Tal vez era mucho esperar que Soderbergh hurgara en los lados oscuros del médico convertido en soldado convertido en lo que sabemos hoy; no lo era tanto suponer que desde su reputación de iconoclasta tomaría riesgos en el retrato de un personaje –según quien lo vea– hiperdestructivo o unificador. Lo amparaban, después de todo, las licencias de la ficción. Pero ocurrió que la ingenuidad se topó con el desinterés. Esto pasó el día en que el actor puertorriqueño Benicio del Toro le propuso al director hacer una película que contara la historia del hombre que había influido en toda una generación. Quizá creía que la Historia no le había hecho suficiente justicia. Según cuenta en una entrevista, él nunca lo estudió en la escuela y se enteró de su existencia por una canción de los Rolling Stones (“Indian Girl”). Un día, dice, entró a una librería en México y una foto del Che acabó por llamar su atención. Compró uno de sus libros y decidió que era urgente interesar a unos cuantos más. Soderbergh no compartió de inmediato su idea; le dio vueltas al proyecto y tardó en aceptar. Lo hizo –ha declarado– cuando notó que miles de jóvenes usaban camisetas con la imagen de un hombre sin apenas saber quién era.
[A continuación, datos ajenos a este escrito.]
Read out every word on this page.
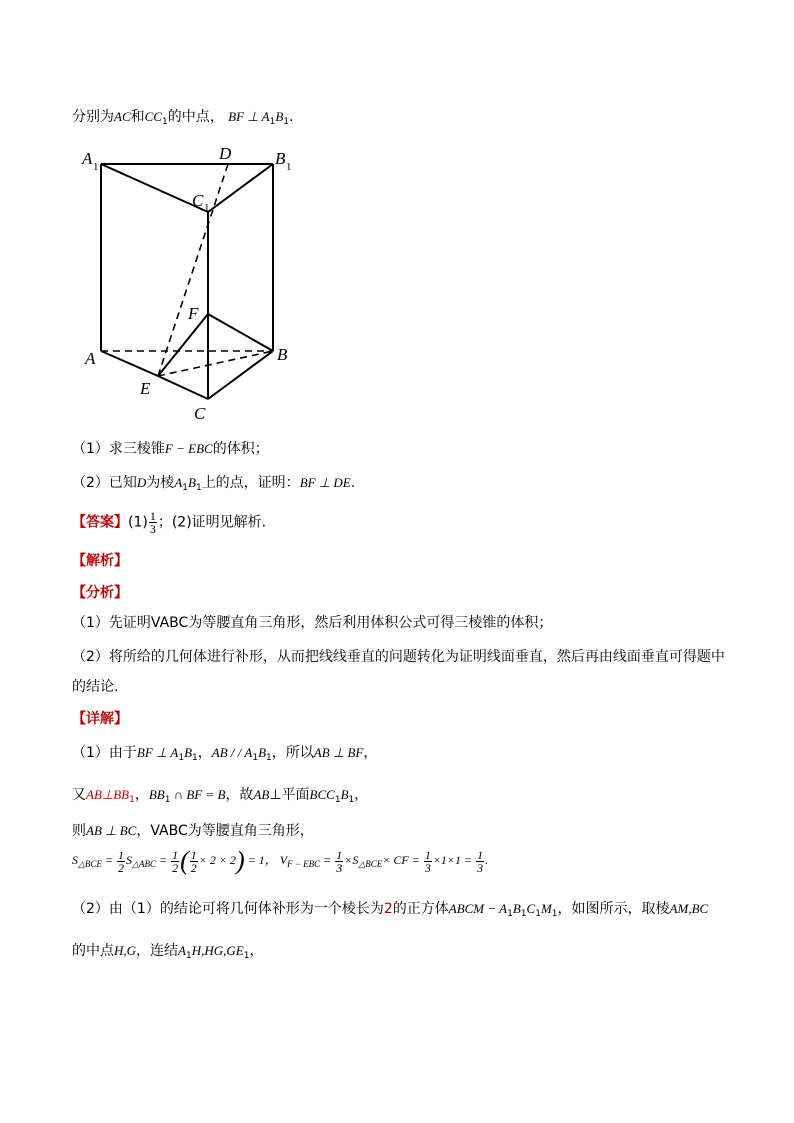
分别为AC和$CC_1$的中点， BF ⊥ $A_1B_1$.
A 1
D	B 1
C 1
F
A	B
E
C
（1）求三棱锥F − EBC的体积；
（2）已知D为棱$A_1B_1$上的点，证明：BF ⊥ DE.
【答案】$(1) \frac{1}{3}$ ；(2)证明见解析.
【解析】
【分析】
（1）先证明VABC为等腰直角三角形，然后利用体积公式可得三棱锥的体积；
（2）将所给的几何体进行补形，从而把线线垂直的问题转化为证明线面垂直，然后再由线面垂直可得题中
的结论.
【详解】
（1）由于BF ⊥ $A_1B_1$，AB / / $A_1B_1$，所以AB ⊥ BF，
又$AB\perp BB_1$，$BB_1$ ∩ BF = B，故AB⊥平面$BCC_1B_1$，
则AB ⊥ BC，VABC为等腰直角三角形，
$S_{\triangle BCE} = \frac{1}{2} S_{\triangle ABC} = \frac{1}{2}$ ( $\frac{1}{2} \times 2 \times 2) = 1$， $V_{F - EBC} = \frac{1}{3} \times S_{\triangle BCE}\times$ CF = $\frac{1}{3} \times 1\times 1 = \frac{1}{3}$ .
（2）由（1）的结论可将几何体补形为一个棱长为2的正方体ABCM − $A_1B_1C_1M_1$，如图所示，取棱AM,BC
的中点H,G，连结$A_1H,HG,GE_1$，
La primera de dos partes, Che: el argentino, abarca desde 1952 (una alusión fugaz a la insurrección minera en Bolivia) hasta fines de 1964, cuando el Che viaja a Nueva York para hablar en representación de Cuba frente a los delegados de las Naciones Unidas. Omite, sin embargo, los años del Che en Cuba: desde la entrada triunfal a La Habana en enero de 1959 hasta ese viaje a Estados Unidos. La omisión es problemática, no sólo porque le ahorra a Soderbergh la complicación de mostrar a un Che intimista al frente de la Cabaña –y por lo tanto, responsable de los casi setecientos fusilamientos de los enemigos del nuevo régimen–, sino porque lleva al espectador a entender las declaraciones de 1964 sólo a partir de su estancia en la Sierra Maestra. Así, lo vemos en la selva antes de fusilar a tres traidores de la guerrilla, no sin antes soltar un discurso sobre lo difícil que le resulta aquello y la necesidad de sentar un ejemplo que enfatice la importancia de la lealtad en la revolución. En la escena siguiente declara desde su estrado en la ONU: “Fusilamientos, sí, hemos fusilado; fusilamos y seguiremos fusilando mientras sea necesario. Nuestra lucha es una lucha a muerte.” Se refiere, claro, a las ejecuciones de la Cabaña, para entonces ya cuestionadas pero ausentes aquí. Montaje determina sentido: es en maniobras como estas cuando una licencia poética se convierte en una trampita vulgar.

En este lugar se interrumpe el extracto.